The MoD’s failure to ensure the timely delivery of the Crowsnest radar system leaves the carriers with less protection than planned in its early years, warns the Public Accounts Committee.
In a report published today, the Public Accounts Committee commends the Ministry of Defence for delivering two aircraft carriers that form the bases for Carrier Strike but says this success risks being undermined by failure to provide the capabilities essential for the carriers to do their job.
The report states the following referring to the Ministry of Defence:
“The Department has regarded the Crowsnest project—which will provide a new airborne radar system to protect Carrier Strike—as a very high-risk project from the start. There were problems with it between 2016 and 2018, including slippage against milestones. Then, in January 2019, the Department realised that Crowsnest’s initial contracted capability would not be delivered until September 2021, 18 months later than planned.
It has told us that the problems were because the sub-contractor did not understand the technical risks and had been overly optimistic when reporting progress. The Department assures us that there will be a “credible baseline capability” when Carrier Strike deploys in 2021 and it will be able to respond to potential threats. Although it plans to improve incrementally the radar capability by 2023, it could not assure us that it would achieve this.”
You can read more about Crowsnest here.
The recommendation from the PAC states:
“The Department should write to the Committee to advise how it has addressed the challenge of not initially having a fully operational Crowsnest system, and on the timetable for enhancements. More broadly, it should advise the Committee how it has improved the oversight of sub-contractors in the light of this case.”

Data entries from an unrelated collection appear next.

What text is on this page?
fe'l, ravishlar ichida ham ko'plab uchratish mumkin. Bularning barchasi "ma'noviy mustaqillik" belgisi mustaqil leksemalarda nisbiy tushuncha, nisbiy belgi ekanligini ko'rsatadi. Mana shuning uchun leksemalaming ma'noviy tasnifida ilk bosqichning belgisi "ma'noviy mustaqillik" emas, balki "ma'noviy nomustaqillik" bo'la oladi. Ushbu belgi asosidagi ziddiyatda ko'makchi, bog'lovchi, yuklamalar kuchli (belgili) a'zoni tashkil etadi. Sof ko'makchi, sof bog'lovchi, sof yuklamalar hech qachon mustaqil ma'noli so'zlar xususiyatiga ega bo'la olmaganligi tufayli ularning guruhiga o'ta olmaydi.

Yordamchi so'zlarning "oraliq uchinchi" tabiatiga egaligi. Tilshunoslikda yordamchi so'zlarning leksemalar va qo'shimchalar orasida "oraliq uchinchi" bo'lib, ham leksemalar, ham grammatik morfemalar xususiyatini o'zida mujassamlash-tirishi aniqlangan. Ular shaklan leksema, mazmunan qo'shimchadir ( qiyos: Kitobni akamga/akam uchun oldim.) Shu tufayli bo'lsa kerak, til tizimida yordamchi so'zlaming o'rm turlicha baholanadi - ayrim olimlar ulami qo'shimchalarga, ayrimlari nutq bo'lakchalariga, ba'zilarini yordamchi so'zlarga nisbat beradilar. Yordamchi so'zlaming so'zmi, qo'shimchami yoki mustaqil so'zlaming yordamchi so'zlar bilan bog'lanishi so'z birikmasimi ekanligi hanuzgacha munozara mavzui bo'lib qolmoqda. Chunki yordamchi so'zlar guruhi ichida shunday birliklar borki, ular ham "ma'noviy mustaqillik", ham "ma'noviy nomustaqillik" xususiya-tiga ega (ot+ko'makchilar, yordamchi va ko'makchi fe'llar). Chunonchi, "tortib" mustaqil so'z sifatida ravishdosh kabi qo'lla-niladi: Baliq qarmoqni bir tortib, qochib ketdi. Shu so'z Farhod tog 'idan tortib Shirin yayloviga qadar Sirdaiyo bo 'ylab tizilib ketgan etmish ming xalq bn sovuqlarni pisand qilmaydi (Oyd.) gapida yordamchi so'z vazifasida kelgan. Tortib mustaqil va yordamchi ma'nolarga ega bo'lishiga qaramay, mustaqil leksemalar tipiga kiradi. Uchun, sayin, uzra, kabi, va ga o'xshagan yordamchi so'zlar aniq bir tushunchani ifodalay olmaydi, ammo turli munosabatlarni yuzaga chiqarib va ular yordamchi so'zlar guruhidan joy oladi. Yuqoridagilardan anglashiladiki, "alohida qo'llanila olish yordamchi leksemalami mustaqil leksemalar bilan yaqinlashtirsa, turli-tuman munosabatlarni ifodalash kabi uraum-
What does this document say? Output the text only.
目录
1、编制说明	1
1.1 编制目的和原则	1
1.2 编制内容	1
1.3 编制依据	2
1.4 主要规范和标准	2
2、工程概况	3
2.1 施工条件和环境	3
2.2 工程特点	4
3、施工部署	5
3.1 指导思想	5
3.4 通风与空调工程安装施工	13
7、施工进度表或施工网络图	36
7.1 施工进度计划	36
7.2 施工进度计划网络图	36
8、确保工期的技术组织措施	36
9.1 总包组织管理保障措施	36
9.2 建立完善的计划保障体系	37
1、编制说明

Meg Hillier MP, Chair of the Public Accounts Committee, said:
“As things stand the UK has two world-class aircraft carriers with limited capability because the wider debate about the UK’s strategic defence capability – and funding – has been repeatedly delayed. This debilitating lack of clarity threatens our national defences yet it’s not likely to be resolved when the strategic defence review and the comprehensive spending review look likely to be out of step with each other once again.
The MoD and the nation it’s responsible for defending cannot afford for this rare beacon of success, in delivering the two carriers, to descend into yet another failure to deliver defence capability. The MoD must recognise that is a real risk, a real risk to a vital part of our national defences, and it must demonstrate now a clear plan to capitalise on the massive investment the UK has already made – and deliver Carrier Strike.”